The initial CARES Act legislation, signed into law March 27, said any outstanding loan funds would be paid back at 4% interest over 10 years. But the Treasury Department have fluctuated those compensation rates — down to .5% and most recently back up to 1%. The amortization is now set at 24 months with the first six months payment free to borrowers.

“I had one bank tell me they had $500 million set aside but they said they were reevaluating whether they wanted to have that money on the street because the Treasury and the SBA were messing with the rates,” Barber said in an interview this week.

Orrstown Bank Chief Communications Officer Luke Bernstein said his bank received more than 1,000 PPP loan applications by Wednesday and processed about 900, which are ready to go to as soon as SBA officials verify rulemaking that allows the bank to use documentation native to its system. By Wednesday evening, the use of documentation systems native to lenders was granted.

“You might have a lender that does five SBA loans a year, but if you do a thousand non-SBA loans, rather than going through the process where you do five, you could rely on the process where you do thousands and do the process much faster if you are using existing technology rather than starting from scratch,” Bernstein said.

Lenders needed to adapt to the SBA’s E-tran system to submit PPP borrower documentation — corporate documents, payroll reports, identification — to the SBA for guarantee approval. Patti Husic, president of the Harrisburg-based Centric Bank, said the process of onloading bank employees to the SBA’s E-trans system could take days.

“Getting your own process streamlined does take a significant amount of work,” Husic said. “One of the things our team did working all night long is setting up a loan portal to deal with this volume coming through.”

The E-tran system experienced slowdown the first day of the Paycheck Protection Program, according to multiple lenders, confirmed by a public statement made by Senator Marco Rubio, R-FL, chairman of the Small Business Committee. Husic said the E-tran system crashed more than once on Monday, extending the time to process PPP loan to hours.

“We recognize that these systems were not created to handle the volume of applications they are seeing today, but we must work with the systems we have,” the Independent Community Bankers of America (ICBA) wrote in a letter to Treasury Department officials this week pleading for improvements to the overburdened SBA application system.

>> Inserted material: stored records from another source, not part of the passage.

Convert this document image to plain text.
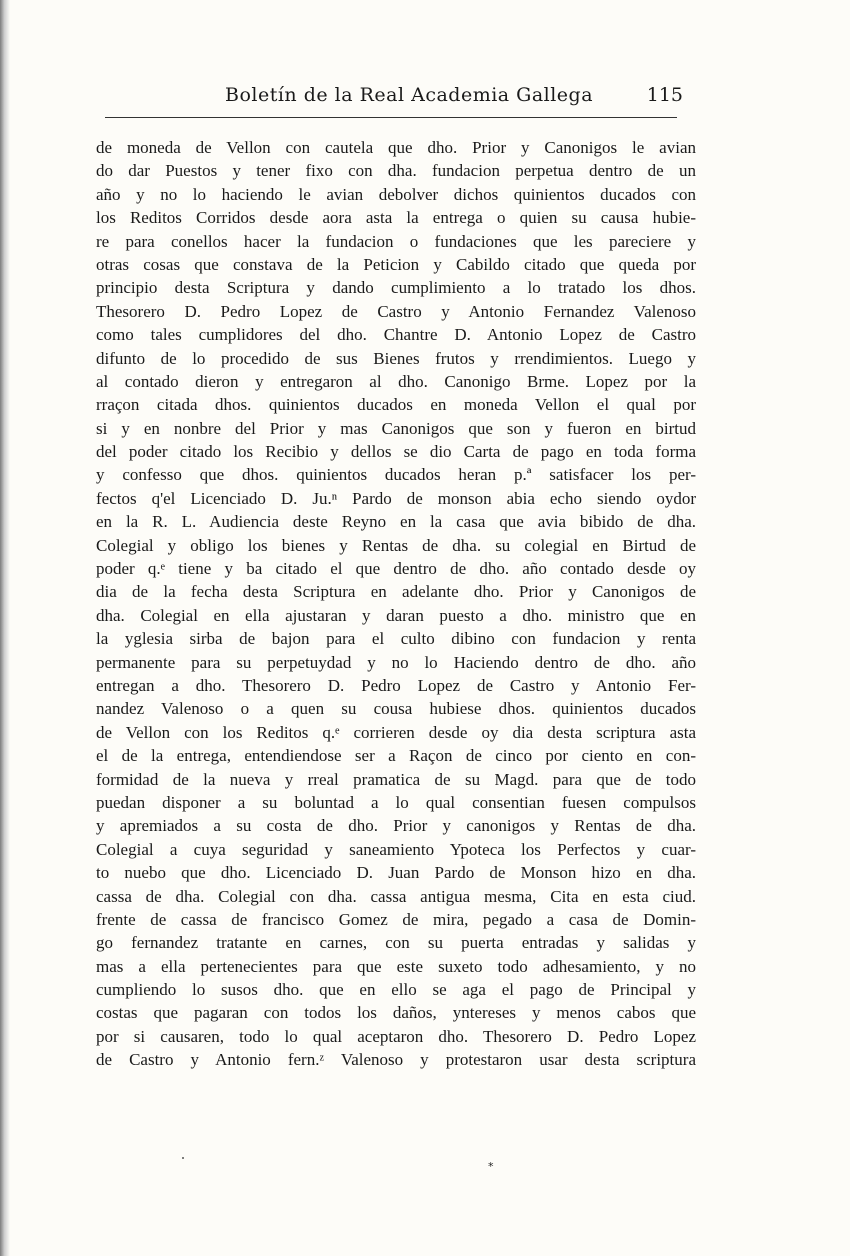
Boletín de la Real Academia Gallega	115
de moneda de Vellon con cautela que dho. Prior y Canonigos le avian
do dar Puestos y tener fixo con dha. fundacion perpetua dentro de un
año y no lo haciendo le avian debolver dichos quinientos ducados con
los Reditos Corridos desde aora asta la entrega o quien su causa hubie-
re para conellos hacer la fundacion o fundaciones que les pareciere y
otras cosas que constava de la Peticion y Cabildo citado que queda por
principio desta Scriptura y dando cumplimiento a lo tratado los dhos.
Thesorero D. Pedro Lopez de Castro y Antonio Fernandez Valenoso
como tales cumplidores del dho. Chantre D. Antonio Lopez de Castro
difunto de lo procedido de sus Bienes frutos y rrendimientos. Luego y
al contado dieron y entregaron al dho. Canonigo Brme. Lopez por la
rraçon citada dhos. quinientos ducados en moneda Vellon el qual por
si y en nonbre del Prior y mas Canonigos que son y fueron en birtud
del poder citado los Recibio y dellos se dio Carta de pago en toda forma
y confesso que dhos. quinientos ducados heran p.ª satisfacer los per-
fectos q'el Licenciado D. Ju.ⁿ Pardo de monson abia echo siendo oydor
en la R. L. Audiencia deste Reyno en la casa que avia bibido de dha.
Colegial y obligo los bienes y Rentas de dha. su colegial en Birtud de
poder q.ᵉ tiene y ba citado el que dentro de dho. año contado desde oy
dia de la fecha desta Scriptura en adelante dho. Prior y Canonigos de
dha. Colegial en ella ajustaran y daran puesto a dho. ministro que en
la yglesia sirba de bajon para el culto dibino con fundacion y renta
permanente para su perpetuydad y no lo Haciendo dentro de dho. año
entregan a dho. Thesorero D. Pedro Lopez de Castro y Antonio Fer-
nandez Valenoso o a quen su cousa hubiese dhos. quinientos ducados
de Vellon con los Reditos q.ᵉ corrieren desde oy dia desta scriptura asta
el de la entrega, entendiendose ser a Raçon de cinco por ciento en con-
formidad de la nueva y rreal pramatica de su Magd. para que de todo
puedan disponer a su boluntad a lo qual consentian fuesen compulsos
y apremiados a su costa de dho. Prior y canonigos y Rentas de dha.
Colegial a cuya seguridad y saneamiento Ypoteca los Perfectos y cuar-
to nuebo que dho. Licenciado D. Juan Pardo de Monson hizo en dha.
cassa de dha. Colegial con dha. cassa antigua mesma, Cita en esta ciud.
frente de cassa de francisco Gomez de mira, pegado a casa de Domin-
go fernandez tratante en carnes, con su puerta entradas y salidas y
mas a ella pertenecientes para que este suxeto todo adhesamiento, y no
cumpliendo lo susos dho. que en ello se aga el pago de Principal y
costas que pagaran con todos los daños, yntereses y menos cabos que
por si causaren, todo lo qual aceptaron dho. Thesorero D. Pedro Lopez
de Castro y Antonio fern.ᶻ Valenoso y protestaron usar desta scriptura
*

“Without a more robust intake process, American small businesses in many parts of the country will not receive and deploy the funds intended for them,” ICBA officials wrote. “Community bankers are frustrated with failed technology links and portals. Even those banks with access to the E-tran system have shared their experiences of significant challenges with user access and latency in application processing. But these banks are also persistent and determined to make this program succeed.”

ICBA Chairman Noah Wilcox told President Trump in a Tuesday conference that an informal survey by the association showed more than one-third of all community banks were unable to access the E-tran system, “meaning these community banks were boxed out and unable to serve their communities and customers.”

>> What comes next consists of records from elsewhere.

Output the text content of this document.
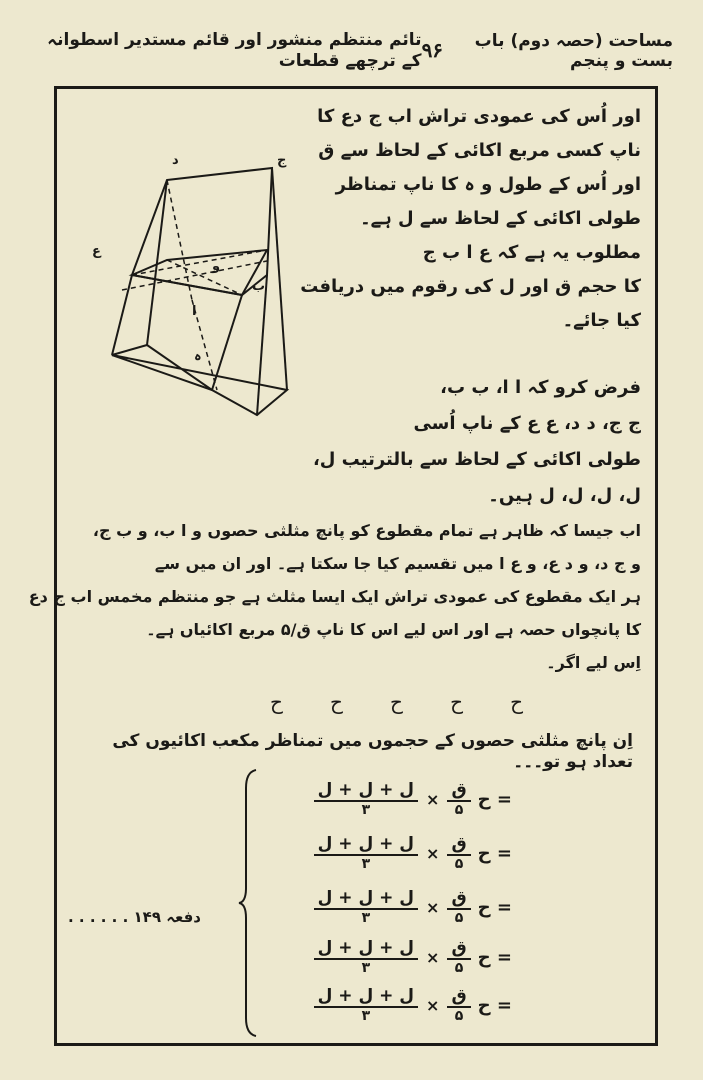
مساحت (حصہ دوم) باب بست و پنجم
۹۶
تائم منتظم منشور اور قائم مستدیر اسطوانہ کے ترچھے قطعات
اور اُس کی عمودی تراش اب ج دع کا
ناپ کسی مربع اکائی کے لحاظ سے ق
اور اُس کے طول و ہ کا ناپ تمناظر
طولی اکائی کے لحاظ سے ل ہے۔
مطلوب یہ ہے کہ ع ا ب ج
کا حجم ق اور ل کی رقوم میں دریافت
کیا جائے۔
د	ج
ب
ا
ع
و
ہ
فرض کرو کہ ا ا، ب ب،
ج ج، د د، ع ع کے ناپ اُسی
طولی اکائی کے لحاظ سے بالترتیب ل،
ل، ل، ل، ل ہیں۔
اب جیسا کہ ظاہر ہے تمام مقطوع کو پانچ مثلثی حصوں و ا ب، و ب ج،
و ج د، و د ع، و ع ا میں تقسیم کیا جا سکتا ہے۔ اور ان میں سے
ہر ایک مقطوع کی عمودی تراش ایک ایسا مثلث ہے جو منتظم مخمس اب ج دع
کا پانچواں حصہ ہے اور اس لیے اس کا ناپ ق/۵ مربع اکائیاں ہے۔
اِس لیے اگر۔
ح
ح
ح
ح
ح
اِن پانچ مثلثی حصوں کے حجموں میں تمناظر مکعب اکائیوں کی تعداد ہو تو۔۔۔
$\frac{\text{ل + ل + ل}}{۳} \times \frac{\text{ق}}{۵}$ ح =
$\frac{\text{ل + ل + ل}}{۳} \times \frac{\text{ق}}{۵}$ ح =
$\frac{\text{ل + ل + ل}}{۳} \times \frac{\text{ق}}{۵}$ ح =
$\frac{\text{ل + ل + ل}}{۳} \times \frac{\text{ق}}{۵}$ ح =
$\frac{\text{ل + ل + ل}}{۳} \times \frac{\text{ق}}{۵}$ ح =
دفعہ ۱۴۹ . . . . . .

“Just imagine the awesome power and the difference we could make if 100% of those banks had access to the system,” he said.

Hurst said while the standardization of regulations with more concrete guidance will be very helpful, the $349 billion PPP could prove to be underfunded.

Banks would like to lend more, he said, but they’re not permitted to until Congress approves more funds to the program or the SBA can buy back some of the loans off their balance sheets.

“The SBA has a component in place for that,” Hurst said. “After seven weeks, the SBA can … actually buy back some of the loans, but the mechanism isn’t really there now and now is really when they need the help.”